[<prev] [next>] [<thread-prev] [thread-next>] [day] [month] [year] [list]
Message-ID: <2854772.QvWZVI5fde@vostro.rjw.lan>
Date: Mon, 13 Jun 2016 15:53:20 +0200
From: "Rafael J. Wysocki" <rjw@...ysocki.net>
To: Borislav Petkov <bp@...en8.de>
Cc: Takashi Iwai <tiwai@...e.de>,
Thorsten Leemhuis <regressions@...mhuis.info>,
Linus Torvalds <torvalds@...ux-foundation.org>,
Linux Kernel Mailing List <linux-kernel@...r.kernel.org>,
Jonathan Corbet <corbet@....net>
Subject: Re: 4.7-rc3: Reported regressions from 4.7
On Monday, June 13, 2016 03:36:48 PM Borislav Petkov wrote:
> On Mon, Jun 13, 2016 at 01:53:34PM +0200, Takashi Iwai wrote:
> > Well, Rafael created a bugzilla entry for tracking in the past, so
> > using bugzilla as tracking tool works in general.
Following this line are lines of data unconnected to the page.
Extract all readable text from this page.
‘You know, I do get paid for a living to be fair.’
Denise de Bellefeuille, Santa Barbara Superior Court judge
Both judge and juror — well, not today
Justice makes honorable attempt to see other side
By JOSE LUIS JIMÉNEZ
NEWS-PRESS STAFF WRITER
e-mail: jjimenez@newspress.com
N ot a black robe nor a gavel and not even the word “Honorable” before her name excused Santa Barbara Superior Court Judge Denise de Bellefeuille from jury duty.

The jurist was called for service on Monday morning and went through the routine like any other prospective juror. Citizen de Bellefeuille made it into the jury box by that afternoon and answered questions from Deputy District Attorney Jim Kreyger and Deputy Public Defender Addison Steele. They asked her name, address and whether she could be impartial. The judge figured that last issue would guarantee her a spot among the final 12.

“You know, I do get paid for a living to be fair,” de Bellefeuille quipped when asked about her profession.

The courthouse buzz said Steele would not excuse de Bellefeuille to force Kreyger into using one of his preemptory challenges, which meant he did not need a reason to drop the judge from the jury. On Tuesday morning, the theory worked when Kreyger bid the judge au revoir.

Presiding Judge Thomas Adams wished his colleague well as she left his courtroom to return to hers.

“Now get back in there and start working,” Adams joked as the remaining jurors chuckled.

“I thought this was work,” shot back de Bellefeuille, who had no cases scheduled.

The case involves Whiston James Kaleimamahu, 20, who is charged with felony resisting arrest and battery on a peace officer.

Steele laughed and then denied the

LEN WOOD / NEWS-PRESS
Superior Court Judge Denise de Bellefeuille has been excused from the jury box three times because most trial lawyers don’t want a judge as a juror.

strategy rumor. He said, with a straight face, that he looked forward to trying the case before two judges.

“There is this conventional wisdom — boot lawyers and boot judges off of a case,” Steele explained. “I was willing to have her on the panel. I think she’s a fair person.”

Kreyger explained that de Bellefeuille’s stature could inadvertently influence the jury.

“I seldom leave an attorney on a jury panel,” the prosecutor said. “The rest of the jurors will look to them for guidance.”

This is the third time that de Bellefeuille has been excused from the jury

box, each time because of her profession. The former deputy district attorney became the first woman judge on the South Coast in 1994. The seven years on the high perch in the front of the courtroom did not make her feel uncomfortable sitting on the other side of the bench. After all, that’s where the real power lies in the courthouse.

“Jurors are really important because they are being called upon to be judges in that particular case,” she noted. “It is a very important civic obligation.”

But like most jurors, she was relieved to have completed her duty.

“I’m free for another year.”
It doesn't mean
> > it's the best option, of course, though.
>
> So I don't care whether it is buzgilla or some other central place which
> can show you all regressions at once and Thorsten can edit it quickly so
> that interested parties can get the latest status of a regression and
> not waste time with stale emails.
I used kernel BZ entries for two reasons.
First, some of the bugs were in the kernel BZ already, so they could be added
to the tracked list very easily when it was in BZ itself. Second, some people
actually used BZ entries created by me to work on the bugs going forward (for
storing logs, acpidumps and similar).